Pour olive oil in a small pan and saute garlic for 30 seconds to 1 minute. Do not let it brown. Remove from pan and put into a large bowl. Add fatback, pork butt, wine, paprika, milk, vinegar, salt, sugar, liquid smoke, marjoram, white pepper, black pepper, and red pepper and mix until everything is well combined. Cover and refrigerate for 8 hours, or overnight.

Step 3

Test the sausage flavor by frying a small bit of it in a pan and tasting it. Adjust spices if needed and place back in the refrigerator, covered, for 2 more hours.

Step 4

Run water through hog casings and rinse out as well as possible. Soak in warm water for 30 minutes.

Step 5

Set up sausage stuffing attachment on KitchenAid®. Squeeze out water from a length of casing. Tie one end in a knot, then roll onto sausage making fitting like a condom. Turn KitchenAid® onto medium speed. Feed cold sausage mixture a little at a time into the funnel. Use one hand to keep casing tight and one to feed meat mixture. Twist off links as you get to desired length.
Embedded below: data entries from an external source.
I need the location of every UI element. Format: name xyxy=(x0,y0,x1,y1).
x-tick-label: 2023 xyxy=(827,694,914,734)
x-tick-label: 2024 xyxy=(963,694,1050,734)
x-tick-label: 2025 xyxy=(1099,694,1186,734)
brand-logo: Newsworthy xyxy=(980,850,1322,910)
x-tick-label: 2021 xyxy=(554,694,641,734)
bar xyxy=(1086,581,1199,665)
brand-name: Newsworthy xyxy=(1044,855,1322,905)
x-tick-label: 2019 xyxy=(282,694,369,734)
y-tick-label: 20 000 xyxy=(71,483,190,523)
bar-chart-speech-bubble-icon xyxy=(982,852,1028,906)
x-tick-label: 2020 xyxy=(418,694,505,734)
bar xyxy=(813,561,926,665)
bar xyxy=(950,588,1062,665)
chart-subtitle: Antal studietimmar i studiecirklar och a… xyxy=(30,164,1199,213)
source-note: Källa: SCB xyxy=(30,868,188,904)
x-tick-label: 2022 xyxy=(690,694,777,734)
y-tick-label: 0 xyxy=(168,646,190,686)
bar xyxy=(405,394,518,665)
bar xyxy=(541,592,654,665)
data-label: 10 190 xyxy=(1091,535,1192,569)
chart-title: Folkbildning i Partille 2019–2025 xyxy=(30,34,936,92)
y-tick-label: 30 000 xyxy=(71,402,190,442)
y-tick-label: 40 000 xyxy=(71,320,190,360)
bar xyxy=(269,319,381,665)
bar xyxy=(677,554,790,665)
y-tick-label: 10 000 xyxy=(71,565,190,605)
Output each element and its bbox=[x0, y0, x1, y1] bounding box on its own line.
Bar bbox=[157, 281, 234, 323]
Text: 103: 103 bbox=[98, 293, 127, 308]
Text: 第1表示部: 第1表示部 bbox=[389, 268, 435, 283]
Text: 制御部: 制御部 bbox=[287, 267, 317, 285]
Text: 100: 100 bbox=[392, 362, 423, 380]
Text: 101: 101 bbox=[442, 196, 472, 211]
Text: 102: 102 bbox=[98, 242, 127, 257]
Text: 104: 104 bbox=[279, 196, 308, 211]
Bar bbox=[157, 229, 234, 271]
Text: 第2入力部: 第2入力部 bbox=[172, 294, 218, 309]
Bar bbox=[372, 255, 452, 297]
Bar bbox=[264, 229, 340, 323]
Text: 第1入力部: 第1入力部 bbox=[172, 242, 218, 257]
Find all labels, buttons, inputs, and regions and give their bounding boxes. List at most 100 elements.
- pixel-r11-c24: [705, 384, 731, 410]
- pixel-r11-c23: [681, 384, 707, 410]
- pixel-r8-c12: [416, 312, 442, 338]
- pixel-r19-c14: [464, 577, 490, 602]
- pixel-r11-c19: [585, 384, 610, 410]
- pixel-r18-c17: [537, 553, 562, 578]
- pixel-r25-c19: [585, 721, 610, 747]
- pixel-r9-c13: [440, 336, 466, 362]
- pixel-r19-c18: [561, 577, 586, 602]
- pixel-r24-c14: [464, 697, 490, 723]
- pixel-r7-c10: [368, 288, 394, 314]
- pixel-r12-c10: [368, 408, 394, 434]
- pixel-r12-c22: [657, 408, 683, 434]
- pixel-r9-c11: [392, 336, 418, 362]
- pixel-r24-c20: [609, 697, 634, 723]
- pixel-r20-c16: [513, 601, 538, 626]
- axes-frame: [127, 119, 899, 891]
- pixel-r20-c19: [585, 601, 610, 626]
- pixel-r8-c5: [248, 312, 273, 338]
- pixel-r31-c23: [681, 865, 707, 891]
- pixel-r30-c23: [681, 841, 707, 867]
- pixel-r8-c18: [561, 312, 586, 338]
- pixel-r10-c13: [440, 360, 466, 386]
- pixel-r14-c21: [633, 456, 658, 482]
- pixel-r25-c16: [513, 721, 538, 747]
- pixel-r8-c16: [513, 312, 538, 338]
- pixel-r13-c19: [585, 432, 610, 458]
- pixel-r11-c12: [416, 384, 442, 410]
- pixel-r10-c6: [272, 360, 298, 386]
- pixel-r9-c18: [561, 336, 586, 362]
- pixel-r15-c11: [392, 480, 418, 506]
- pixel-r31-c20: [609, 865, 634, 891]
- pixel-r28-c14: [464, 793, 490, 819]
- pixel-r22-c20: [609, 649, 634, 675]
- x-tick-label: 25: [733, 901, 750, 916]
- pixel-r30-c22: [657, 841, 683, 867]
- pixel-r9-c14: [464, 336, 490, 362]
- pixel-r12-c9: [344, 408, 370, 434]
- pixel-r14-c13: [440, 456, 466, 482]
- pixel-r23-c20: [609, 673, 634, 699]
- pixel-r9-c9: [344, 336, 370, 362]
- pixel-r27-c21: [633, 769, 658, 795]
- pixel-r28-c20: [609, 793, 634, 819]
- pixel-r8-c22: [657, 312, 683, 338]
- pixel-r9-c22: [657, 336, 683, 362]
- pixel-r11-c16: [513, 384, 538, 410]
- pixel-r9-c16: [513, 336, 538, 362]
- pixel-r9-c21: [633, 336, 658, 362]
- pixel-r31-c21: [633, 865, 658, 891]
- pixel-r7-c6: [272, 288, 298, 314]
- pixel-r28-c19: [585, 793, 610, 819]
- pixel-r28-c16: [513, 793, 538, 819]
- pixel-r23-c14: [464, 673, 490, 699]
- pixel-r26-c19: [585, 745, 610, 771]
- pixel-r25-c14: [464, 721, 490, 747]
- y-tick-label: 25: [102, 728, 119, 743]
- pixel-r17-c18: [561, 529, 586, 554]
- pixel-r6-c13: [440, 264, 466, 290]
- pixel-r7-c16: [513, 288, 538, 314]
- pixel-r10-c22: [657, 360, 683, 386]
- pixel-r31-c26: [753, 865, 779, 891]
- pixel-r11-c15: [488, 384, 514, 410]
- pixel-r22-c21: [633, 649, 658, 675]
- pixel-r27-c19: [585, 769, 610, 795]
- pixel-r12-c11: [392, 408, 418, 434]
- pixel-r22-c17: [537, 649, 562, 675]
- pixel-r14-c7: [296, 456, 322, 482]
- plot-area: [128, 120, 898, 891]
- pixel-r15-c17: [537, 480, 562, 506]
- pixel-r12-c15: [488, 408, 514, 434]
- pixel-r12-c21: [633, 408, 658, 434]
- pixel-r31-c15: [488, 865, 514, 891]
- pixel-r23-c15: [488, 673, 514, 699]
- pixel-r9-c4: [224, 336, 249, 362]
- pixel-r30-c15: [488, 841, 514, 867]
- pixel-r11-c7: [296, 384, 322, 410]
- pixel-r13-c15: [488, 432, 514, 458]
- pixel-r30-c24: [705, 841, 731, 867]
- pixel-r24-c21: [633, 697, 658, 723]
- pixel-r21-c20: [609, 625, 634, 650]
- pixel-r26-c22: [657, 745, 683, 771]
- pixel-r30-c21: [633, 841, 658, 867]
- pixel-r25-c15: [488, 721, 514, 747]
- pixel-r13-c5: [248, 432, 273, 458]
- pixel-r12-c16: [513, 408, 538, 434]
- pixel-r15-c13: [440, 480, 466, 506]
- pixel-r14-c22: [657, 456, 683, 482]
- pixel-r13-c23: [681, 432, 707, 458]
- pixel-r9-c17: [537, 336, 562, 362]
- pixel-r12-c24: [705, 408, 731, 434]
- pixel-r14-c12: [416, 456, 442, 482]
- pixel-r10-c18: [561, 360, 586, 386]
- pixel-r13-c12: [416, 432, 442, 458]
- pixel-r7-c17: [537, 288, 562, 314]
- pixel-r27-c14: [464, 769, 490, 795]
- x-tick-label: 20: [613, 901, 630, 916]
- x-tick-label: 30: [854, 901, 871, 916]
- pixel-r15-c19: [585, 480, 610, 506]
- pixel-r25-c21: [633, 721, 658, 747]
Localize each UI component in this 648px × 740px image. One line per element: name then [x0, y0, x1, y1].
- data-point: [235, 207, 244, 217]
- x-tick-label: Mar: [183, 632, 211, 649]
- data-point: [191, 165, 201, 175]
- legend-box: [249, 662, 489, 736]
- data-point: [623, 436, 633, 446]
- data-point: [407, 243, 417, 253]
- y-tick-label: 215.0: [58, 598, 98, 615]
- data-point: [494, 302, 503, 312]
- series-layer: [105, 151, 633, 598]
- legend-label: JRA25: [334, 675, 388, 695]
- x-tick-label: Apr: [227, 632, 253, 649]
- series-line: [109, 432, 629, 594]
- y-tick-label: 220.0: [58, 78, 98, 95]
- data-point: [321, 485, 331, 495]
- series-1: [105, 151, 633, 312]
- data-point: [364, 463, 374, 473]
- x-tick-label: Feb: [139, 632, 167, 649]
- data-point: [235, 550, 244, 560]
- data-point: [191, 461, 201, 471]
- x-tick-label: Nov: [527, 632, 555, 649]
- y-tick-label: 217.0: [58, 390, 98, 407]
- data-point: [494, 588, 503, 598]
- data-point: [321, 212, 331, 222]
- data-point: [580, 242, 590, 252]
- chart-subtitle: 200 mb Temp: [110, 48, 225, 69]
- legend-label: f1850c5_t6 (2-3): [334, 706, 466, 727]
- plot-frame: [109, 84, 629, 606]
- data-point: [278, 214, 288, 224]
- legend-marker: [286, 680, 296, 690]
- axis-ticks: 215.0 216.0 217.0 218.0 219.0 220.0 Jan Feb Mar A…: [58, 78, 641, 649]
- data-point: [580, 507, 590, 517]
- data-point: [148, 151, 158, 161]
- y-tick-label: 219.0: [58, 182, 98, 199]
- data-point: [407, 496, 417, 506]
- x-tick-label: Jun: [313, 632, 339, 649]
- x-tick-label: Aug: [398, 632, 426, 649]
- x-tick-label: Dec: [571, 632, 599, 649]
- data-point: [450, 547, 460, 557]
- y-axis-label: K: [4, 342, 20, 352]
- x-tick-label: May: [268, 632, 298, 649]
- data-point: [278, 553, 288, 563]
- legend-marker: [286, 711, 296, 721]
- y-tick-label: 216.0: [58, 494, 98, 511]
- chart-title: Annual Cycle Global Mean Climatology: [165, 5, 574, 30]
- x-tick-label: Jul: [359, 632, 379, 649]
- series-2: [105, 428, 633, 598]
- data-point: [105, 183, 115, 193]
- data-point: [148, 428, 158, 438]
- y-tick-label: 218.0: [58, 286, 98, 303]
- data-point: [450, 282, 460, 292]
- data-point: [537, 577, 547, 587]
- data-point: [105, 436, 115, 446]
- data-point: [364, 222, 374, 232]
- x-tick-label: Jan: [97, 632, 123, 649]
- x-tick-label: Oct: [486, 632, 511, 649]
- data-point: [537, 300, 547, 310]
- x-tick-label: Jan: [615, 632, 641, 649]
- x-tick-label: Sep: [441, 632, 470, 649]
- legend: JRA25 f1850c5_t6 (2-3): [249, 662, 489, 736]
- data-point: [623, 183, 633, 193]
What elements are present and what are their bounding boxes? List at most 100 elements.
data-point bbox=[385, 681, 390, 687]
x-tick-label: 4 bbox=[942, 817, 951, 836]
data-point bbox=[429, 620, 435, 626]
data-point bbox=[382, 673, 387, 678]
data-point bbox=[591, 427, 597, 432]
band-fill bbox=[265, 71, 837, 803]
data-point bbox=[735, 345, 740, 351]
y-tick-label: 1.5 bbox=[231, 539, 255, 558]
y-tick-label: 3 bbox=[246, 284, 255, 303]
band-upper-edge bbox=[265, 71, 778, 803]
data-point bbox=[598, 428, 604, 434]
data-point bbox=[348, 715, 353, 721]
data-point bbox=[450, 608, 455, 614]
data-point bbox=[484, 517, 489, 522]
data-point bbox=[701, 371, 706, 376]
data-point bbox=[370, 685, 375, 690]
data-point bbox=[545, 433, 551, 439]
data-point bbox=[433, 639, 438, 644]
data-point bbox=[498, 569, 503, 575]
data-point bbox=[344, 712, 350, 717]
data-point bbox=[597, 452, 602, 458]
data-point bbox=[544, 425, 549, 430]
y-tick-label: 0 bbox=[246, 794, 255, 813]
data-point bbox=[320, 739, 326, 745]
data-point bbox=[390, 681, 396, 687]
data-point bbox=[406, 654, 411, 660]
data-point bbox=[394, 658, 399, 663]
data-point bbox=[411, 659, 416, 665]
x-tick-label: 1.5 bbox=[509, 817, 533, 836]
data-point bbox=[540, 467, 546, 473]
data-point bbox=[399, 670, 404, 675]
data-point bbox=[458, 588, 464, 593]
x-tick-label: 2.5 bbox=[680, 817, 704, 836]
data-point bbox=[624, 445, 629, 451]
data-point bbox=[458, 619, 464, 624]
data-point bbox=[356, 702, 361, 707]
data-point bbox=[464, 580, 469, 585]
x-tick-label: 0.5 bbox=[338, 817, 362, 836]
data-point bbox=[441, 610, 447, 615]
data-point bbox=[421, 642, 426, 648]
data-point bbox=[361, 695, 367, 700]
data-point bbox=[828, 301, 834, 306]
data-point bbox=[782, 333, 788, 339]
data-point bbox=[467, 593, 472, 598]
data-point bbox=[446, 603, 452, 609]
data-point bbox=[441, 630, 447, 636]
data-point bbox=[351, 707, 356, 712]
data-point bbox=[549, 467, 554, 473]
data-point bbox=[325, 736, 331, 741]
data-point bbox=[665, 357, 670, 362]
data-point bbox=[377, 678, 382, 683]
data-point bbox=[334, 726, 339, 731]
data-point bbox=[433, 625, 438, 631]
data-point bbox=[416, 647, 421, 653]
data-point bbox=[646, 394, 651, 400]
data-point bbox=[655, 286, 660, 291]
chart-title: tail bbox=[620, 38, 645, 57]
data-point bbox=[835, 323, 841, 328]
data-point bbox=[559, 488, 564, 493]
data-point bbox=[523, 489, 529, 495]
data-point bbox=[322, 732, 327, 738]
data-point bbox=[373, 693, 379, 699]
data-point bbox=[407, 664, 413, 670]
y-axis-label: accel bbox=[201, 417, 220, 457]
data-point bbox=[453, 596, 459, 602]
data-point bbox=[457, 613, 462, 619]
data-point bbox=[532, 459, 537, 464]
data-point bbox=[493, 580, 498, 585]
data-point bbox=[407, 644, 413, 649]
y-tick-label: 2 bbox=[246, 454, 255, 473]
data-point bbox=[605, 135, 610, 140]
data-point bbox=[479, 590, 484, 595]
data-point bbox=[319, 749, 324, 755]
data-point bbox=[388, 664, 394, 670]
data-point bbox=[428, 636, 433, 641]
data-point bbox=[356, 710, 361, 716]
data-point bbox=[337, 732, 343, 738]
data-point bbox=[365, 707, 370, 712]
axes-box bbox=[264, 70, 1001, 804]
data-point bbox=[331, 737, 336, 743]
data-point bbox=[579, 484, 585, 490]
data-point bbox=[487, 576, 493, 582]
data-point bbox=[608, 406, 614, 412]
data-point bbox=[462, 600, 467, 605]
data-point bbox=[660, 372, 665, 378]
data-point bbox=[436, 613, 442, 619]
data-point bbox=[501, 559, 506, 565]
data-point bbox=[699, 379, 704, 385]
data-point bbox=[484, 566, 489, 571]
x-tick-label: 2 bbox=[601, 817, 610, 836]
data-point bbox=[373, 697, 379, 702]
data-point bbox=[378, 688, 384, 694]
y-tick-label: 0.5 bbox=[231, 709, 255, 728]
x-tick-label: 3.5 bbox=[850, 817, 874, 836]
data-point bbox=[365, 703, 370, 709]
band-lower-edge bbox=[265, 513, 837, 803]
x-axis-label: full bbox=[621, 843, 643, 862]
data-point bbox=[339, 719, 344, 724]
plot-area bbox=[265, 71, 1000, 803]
Repeat with remaining hog casings and sausage mixture.

Step 6

Add several handfuls of hot coal into a smoker to get a base temperature going, then let the temperature die down to about 140 degrees F 60 degrees C). You need a cold smoke to smoke the sausages so it doesn't cook and the skin doesn't get browned.

Step 7

When smoker has the right temperature, add hickory wood chunks. The temperature will spike again, so let it cool back down to 140 degrees F (60 degrees C).

Step 8

Using toothpicks, hang sausages in the smoker as far away from the direct heat source as possible. Maintain temperature at 140 degrees F (60 degrees C) as best as possible. It's difficult - don't sweat it if you get spikes. Just open the smoker door and let heat escape accordingly.

Step 9

Smoke until links are deep red and skin is starting to firm, about 1 1/2 hours.

Step 10

Remove from smoker and let rest for 30 minutes. Cook like any other sausage before, either pan-fry or grill, before serving.

Nutrition Facts (per serving)

431

Calories

31g

Fat

8g

Carbs

26g

Protein

Complement

Linguica is incredibly versatile and can be enjoyed in a variety of ways. It can be grilled, sautéed, or added to stews and soups, offering a burst of smoky, savory flavor to any dish. This sausage is often enjoyed on its own, served with crusty bread and a glass of wine, or incorporated into a range of traditional Portuguese dishes, such as feijoada and caldo verde. Whether enjoyed as a part of a hearty meal or as a standalone snack, linguica is a beloved part of Portuguese culinary tradition, cherished for its robust flavor and cultural significance.